I actually can't believe there is a discussion on whether or not it's worthwhile to debunk false claims. I'm on an engineering forum, right?
(Wading deeper and deeper into the swamp, against my better judgment...)
The value of debunking bad claims, or maybe we should use "critically analyzing" as a less charged phrase, as an education tool is indisputable: failure analysis is a basic tool in engineering, critical thinking an essential skill for life.
But we need to separate analysis that's technically correct and intellectually honest from "debunking" that has the same problems as, for example, creationist videos (technically wrong and intellectually dishonest).
As for TF and the Hyperloop,
1. The entire edifice of the debunking is based on TF not knowing a basic principle of physical modeling, the square-cube law; (I and many others posted that problem as a comment to the very first video about the Hyperloop; it's also in Shane Killian's first video). The vacuum demo he made with a ball bearing is precisely the type of error that 1st year mechanical engineers are taught to avoid when using physical models.
2. TF's Hyperloop failure mode analyses are wrong because he doesn't seem to know basic compressible fluid mechanics, particular how choked flow works. I can't recall most of the math, it's been decades after all, but the basic principles stuck and therefore I grokked TFs videos were wrong; others have done the math and offered to help, only to be ignored. Or dogpiled by TF's "followers." (Followers as in people who respond to math with "get lost loser, TF rulz.")
3. TF's 'argument from personal incredulity' approach is the same intellectual argument as a creationist's "the eye could never have evolved because it's so complex." It's particularly bad because TF raises problems as unsolvable that have trivial, well-established engineering solutions. (Again, I and many others pointed that out in comments to the videos.)

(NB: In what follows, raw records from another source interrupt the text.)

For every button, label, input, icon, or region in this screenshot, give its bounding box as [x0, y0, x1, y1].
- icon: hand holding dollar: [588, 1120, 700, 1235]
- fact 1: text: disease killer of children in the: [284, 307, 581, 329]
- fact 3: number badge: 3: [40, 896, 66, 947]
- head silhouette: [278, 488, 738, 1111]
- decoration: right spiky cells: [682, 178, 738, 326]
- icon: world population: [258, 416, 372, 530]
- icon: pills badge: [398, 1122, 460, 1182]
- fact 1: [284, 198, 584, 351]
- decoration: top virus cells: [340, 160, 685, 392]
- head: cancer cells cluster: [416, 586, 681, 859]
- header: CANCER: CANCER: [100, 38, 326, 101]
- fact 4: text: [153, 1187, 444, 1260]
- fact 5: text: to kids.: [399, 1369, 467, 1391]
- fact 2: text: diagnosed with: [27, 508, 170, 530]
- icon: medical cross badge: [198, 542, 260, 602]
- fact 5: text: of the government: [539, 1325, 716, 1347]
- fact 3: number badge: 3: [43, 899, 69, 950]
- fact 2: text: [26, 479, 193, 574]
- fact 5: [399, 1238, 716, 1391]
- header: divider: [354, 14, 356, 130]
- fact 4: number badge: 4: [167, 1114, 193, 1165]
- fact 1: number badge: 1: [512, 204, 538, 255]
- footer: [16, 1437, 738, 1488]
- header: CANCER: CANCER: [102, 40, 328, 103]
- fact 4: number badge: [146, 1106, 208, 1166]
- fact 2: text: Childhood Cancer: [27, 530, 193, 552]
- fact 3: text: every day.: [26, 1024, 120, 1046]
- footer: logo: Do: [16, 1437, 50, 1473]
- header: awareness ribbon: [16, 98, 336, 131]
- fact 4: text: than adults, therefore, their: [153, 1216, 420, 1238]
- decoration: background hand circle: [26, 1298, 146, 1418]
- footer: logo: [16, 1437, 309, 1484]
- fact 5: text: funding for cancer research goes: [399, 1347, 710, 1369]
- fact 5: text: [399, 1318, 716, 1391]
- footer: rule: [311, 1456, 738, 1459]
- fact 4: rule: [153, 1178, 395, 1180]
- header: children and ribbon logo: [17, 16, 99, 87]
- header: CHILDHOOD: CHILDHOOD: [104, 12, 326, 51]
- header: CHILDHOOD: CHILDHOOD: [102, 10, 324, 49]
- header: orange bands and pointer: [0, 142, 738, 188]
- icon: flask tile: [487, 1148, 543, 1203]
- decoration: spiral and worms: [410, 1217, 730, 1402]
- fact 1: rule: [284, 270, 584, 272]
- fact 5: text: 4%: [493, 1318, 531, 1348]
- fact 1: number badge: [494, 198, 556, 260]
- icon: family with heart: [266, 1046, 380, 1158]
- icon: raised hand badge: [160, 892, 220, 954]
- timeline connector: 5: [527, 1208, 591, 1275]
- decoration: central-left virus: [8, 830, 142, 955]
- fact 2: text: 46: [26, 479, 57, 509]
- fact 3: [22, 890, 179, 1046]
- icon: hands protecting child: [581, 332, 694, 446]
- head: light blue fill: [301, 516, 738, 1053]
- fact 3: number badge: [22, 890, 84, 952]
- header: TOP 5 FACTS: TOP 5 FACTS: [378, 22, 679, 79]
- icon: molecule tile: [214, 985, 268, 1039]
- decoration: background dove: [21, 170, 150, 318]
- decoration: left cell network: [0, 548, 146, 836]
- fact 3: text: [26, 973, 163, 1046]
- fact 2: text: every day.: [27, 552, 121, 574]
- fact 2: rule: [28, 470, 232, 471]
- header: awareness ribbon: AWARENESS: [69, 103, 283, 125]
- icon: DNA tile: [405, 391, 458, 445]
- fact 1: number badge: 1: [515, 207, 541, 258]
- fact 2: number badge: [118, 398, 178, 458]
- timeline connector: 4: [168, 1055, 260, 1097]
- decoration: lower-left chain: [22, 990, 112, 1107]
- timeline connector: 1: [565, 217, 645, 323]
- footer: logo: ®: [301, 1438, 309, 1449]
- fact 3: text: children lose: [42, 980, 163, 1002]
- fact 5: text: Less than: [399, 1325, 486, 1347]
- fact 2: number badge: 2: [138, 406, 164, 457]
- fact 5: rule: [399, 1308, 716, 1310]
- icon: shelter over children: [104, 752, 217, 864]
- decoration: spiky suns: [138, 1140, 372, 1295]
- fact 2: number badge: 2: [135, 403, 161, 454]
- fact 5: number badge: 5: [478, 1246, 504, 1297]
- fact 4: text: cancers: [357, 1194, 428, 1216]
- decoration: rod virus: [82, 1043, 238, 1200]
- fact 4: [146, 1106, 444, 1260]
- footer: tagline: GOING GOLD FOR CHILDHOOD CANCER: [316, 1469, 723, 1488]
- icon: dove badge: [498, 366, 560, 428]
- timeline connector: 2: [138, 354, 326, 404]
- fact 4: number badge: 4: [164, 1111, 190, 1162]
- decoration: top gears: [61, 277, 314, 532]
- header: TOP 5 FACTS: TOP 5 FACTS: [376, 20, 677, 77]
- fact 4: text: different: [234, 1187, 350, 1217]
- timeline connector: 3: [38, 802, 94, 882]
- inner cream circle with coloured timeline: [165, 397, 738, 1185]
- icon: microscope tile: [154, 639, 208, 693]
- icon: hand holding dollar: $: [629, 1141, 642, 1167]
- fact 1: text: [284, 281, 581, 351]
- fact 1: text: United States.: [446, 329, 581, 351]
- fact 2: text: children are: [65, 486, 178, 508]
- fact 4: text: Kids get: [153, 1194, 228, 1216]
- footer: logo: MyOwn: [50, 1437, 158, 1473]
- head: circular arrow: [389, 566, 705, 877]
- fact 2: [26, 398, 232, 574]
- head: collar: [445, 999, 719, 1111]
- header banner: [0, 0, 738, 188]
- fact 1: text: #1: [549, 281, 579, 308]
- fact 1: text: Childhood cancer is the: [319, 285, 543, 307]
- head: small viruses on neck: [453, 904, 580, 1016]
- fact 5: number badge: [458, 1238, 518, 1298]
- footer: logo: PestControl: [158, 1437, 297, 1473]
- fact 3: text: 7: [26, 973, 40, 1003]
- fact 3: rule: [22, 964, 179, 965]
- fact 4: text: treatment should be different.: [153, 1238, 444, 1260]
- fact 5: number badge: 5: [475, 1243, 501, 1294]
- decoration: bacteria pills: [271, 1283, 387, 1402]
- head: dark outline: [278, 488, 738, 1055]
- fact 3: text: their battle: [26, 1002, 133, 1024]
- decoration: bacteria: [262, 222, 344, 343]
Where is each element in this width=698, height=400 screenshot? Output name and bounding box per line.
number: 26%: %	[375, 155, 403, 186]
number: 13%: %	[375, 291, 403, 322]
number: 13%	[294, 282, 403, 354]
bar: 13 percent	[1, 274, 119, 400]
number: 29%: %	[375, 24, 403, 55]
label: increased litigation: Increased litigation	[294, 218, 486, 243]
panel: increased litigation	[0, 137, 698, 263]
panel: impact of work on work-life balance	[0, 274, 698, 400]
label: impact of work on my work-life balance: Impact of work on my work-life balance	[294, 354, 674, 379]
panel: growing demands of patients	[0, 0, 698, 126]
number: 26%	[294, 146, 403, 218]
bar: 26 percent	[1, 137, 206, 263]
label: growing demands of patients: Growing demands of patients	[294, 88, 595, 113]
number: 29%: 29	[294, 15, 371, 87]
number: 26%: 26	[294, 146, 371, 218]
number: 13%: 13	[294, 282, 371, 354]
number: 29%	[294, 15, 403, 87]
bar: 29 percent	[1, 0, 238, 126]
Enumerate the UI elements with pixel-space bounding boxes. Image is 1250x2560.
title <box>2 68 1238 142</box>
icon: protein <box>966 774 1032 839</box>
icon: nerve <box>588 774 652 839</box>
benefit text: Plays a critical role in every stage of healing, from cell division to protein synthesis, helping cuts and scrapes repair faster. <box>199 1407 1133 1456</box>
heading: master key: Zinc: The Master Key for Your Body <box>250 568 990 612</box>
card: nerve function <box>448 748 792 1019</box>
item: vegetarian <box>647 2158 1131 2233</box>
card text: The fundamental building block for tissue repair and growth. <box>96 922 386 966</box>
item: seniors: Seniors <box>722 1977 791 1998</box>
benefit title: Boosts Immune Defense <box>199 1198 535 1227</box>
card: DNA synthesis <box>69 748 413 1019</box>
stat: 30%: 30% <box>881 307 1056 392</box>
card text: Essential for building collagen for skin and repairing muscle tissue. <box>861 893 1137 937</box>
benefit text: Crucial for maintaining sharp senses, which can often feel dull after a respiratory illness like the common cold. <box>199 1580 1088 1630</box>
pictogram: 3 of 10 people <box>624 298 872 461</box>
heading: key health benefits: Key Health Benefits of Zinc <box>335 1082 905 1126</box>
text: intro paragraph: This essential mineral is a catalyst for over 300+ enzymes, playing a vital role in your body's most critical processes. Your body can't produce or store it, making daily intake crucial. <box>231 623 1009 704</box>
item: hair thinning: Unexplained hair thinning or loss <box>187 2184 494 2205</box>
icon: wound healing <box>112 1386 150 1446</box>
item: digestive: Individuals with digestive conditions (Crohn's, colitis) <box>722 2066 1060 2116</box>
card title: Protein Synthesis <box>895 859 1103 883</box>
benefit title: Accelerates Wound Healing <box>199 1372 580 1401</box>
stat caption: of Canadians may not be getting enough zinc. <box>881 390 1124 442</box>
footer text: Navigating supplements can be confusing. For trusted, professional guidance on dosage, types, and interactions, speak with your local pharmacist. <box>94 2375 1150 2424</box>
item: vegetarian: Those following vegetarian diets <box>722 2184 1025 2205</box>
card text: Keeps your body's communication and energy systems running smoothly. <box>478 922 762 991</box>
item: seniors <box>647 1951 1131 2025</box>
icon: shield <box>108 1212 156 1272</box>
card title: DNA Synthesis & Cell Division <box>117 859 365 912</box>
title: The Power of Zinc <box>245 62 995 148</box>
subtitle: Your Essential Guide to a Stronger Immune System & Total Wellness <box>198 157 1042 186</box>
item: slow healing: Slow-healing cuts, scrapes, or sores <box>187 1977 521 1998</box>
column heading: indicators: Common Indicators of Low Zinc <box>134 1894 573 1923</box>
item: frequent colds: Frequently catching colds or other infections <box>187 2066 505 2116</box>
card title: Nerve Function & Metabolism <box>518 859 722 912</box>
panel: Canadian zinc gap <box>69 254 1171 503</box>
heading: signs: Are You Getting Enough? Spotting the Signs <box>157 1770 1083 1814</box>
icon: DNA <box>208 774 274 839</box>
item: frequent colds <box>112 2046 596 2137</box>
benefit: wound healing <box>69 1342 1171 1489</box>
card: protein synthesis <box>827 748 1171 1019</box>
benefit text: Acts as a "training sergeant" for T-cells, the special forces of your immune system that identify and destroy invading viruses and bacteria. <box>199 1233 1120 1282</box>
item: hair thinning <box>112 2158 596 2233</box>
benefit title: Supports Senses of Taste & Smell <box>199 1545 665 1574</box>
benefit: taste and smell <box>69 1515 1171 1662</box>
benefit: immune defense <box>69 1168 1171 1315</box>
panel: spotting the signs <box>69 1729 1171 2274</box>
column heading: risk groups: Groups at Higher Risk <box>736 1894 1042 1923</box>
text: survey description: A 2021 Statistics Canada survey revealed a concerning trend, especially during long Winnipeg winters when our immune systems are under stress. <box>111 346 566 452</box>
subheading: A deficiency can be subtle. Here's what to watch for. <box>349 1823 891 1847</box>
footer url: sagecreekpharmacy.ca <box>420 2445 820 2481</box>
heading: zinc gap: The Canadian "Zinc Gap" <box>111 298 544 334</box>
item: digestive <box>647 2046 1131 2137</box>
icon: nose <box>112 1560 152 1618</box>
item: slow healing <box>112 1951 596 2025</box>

4. TF uses specious comparisons, like a recent one between the energy necessary to lower the pressure in the tube, 200 MJ, with 50 kg of TNT, to create the impression that the energy is somehow "explosive," instead of 56 kWh of electrical energy (ok, more because of pump efficiency < 100%) or ~5 liters of jet fuel. This is at the level of the creationists' "hurricane in a junkyard" comparison.
I could go on, but the quicksand level is reaching my chest.